Custom metric displaying the wrong numbers during training

I am trying to use a custom metric for my training, but it seems that the numbers displayed during training are not the ones that should be calculated by the custom metrics.

For example, if I run the following:

learn.metrics = [fbeta_mod]
learn.validate(), fbeta_mod(*learn.get_preds(DatasetType.Valid))

I got different results from the validate() function and the ones applying the metric function on the predictions of the validation sets.

Namely, this is the output I get:

([0.8209119, tensor(0.4247)], tensor(0.6222))

If it is of any help, I am using a Tabular learner and I am just trying to use a modified fbeta function on a single class classification task (as the one in fastai.metrics seems not to work out of the box).
This is my modified function (notice that I also changed the default value of the sigmoid parameter.

def fbeta_mod(y_pred:Tensor, y_true:Tensor, thresh:float=0.2, beta:float=2, eps:float=1e-9, sigmoid:bool=False)->Rank0Tensor:
    "Computes the f_beta between `preds` and `targets`"
    beta2 = beta ** 2
    y_pred = y_pred[:, -1]
    if sigmoid: y_pred = y_pred.sigmoid()
    y_pred = (y_pred>thresh).float()
    y_true = y_true.float()
    TP = (y_pred*y_true).sum(dim=-1)
    prec = TP/(y_pred.sum(dim=-1)+eps)
    rec = TP/(y_true.sum(dim=-1)+eps)
    res = (prec*rec)/(prec*beta2+rec+eps)*(1+beta2)
    return res.mean()

the function itself gives me the same results as the fbeta_score in sklearn, so I am pretty sure the right result should be the higher one and the one displayed as a result of validate is wrong.

Any idea?

Edit: if it is of any importance, I am using a custom loss function as well, which is just a weighted cross entropy:

learn.loss_func = CrossEntropyFlat(weight=tensor([w0, 1-w0])))

where

w0 = learn.data.train_ds.y.items.mean(); w0

is

0.2619769418033163

When you do

fbeta_mod(*learn.get_preds(DatasetType.Valid))
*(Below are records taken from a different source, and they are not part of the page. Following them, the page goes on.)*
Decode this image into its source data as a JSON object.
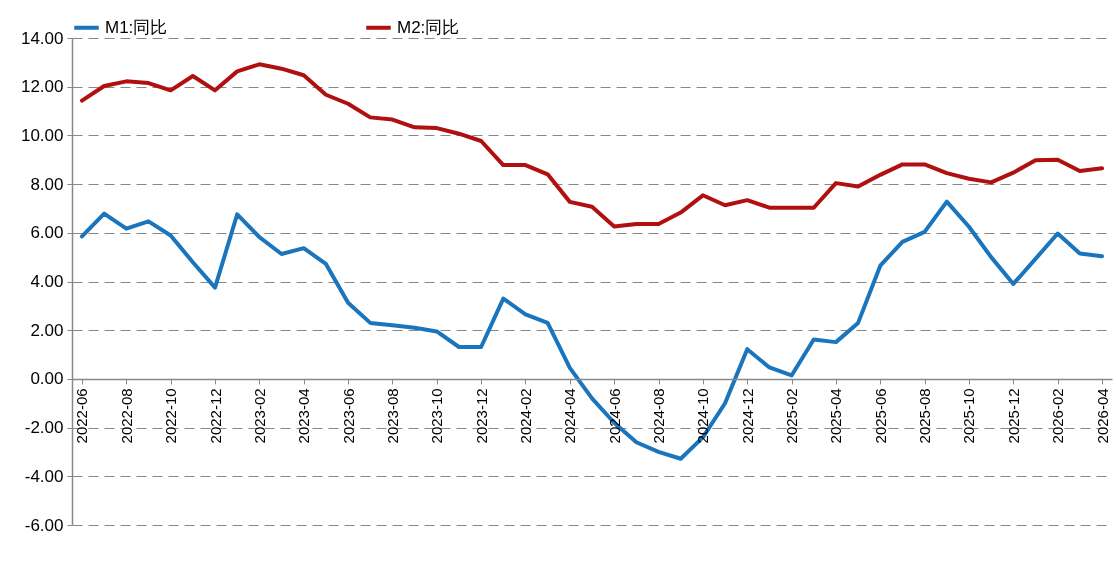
{
  "chart_data": {
    "type": "line",
    "categories": [
      "2022-06",
      null,
      "2022-08",
      null,
      "2022-10",
      null,
      "2022-12",
      null,
      "2023-02",
      null,
      "2023-04",
      null,
      "2023-06",
      null,
      "2023-08",
      null,
      "2023-10",
      null,
      "2023-12",
      null,
      "2024-02",
      null,
      "2024-04",
      null,
      "2024-06",
      null,
      "2024-08",
      null,
      "2024-10",
      null,
      "2024-12",
      null,
      "2025-02",
      null,
      "2025-04",
      null,
      "2025-06",
      null,
      "2025-08",
      null,
      "2025-10",
      null,
      "2025-12",
      null,
      "2026-02",
      null,
      "2026-04"
    ],
    "series": [
      {
        "name": "M1:同比",
        "color": "#1a75bc",
        "values": [
          5.85,
          6.79,
          6.17,
          6.47,
          5.89,
          4.79,
          3.75,
          6.76,
          5.82,
          5.13,
          5.37,
          4.72,
          3.13,
          2.3,
          2.2,
          2.1,
          1.95,
          1.31,
          1.31,
          3.3,
          2.65,
          2.3,
          0.45,
          -0.8,
          -1.8,
          -2.6,
          -3.0,
          -3.28,
          -2.4,
          -1.0,
          1.22,
          0.47,
          0.14,
          1.62,
          1.51,
          2.3,
          4.65,
          5.63,
          6.04,
          7.28,
          6.25,
          5.0,
          3.9,
          4.93,
          5.97,
          5.15,
          5.04
        ]
      },
      {
        "name": "M2:同比",
        "color": "#b01010",
        "values": [
          11.43,
          12.03,
          12.22,
          12.15,
          11.85,
          12.44,
          11.85,
          12.63,
          12.92,
          12.74,
          12.47,
          11.67,
          11.3,
          10.74,
          10.65,
          10.33,
          10.3,
          10.07,
          9.77,
          8.78,
          8.78,
          8.4,
          7.27,
          7.07,
          6.26,
          6.36,
          6.36,
          6.83,
          7.54,
          7.13,
          7.34,
          7.03,
          7.03,
          7.03,
          8.04,
          7.9,
          8.38,
          8.81,
          8.81,
          8.45,
          8.22,
          8.07,
          8.47,
          8.98,
          9.0,
          8.54,
          8.65
        ]
      }
    ],
    "ylim": [
      -6,
      14
    ],
    "yticks": [
      {
        "value": -6,
        "label": "-6.00"
      },
      {
        "value": -4,
        "label": "-4.00"
      },
      {
        "value": -2,
        "label": "-2.00"
      },
      {
        "value": 0,
        "label": "0.00"
      },
      {
        "value": 2,
        "label": "2.00"
      },
      {
        "value": 4,
        "label": "4.00"
      },
      {
        "value": 6,
        "label": "6.00"
      },
      {
        "value": 8,
        "label": "8.00"
      },
      {
        "value": 10,
        "label": "10.00"
      },
      {
        "value": 12,
        "label": "12.00"
      },
      {
        "value": 14,
        "label": "14.00"
      }
    ],
    "grid": "y",
    "legend": "top"
  }
}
Your metric is properly computed on all the predictions. But if you use it like this in validate or the training, it computes an average over batches, so it gives a wrong result. That is why, metrics like fbeta for single label classification are computed as Callbacks (you should have a look at FBeta), that stores all the results to be able to compute the right result at the end of validation.

Gotcha. Thanks. I suppose the same hold for accuracy as well. Weird that I had never noticed it

Just for the records, I managed to get the same results with Fbeta this way

learn.metrics = [FBeta()]
learn.fit(0)
learn.validate(), fbeta_mod(*learn.get_preds(DatasetType.Valid), thresh=.5)

Notice that Fbeta uses a .5 threshold (and I am not sure it is possible to change it) while the default of fbeta is .2

There is no threshold parameter no: it takes the classes that has the maximum probability as prediction since it’s single-label.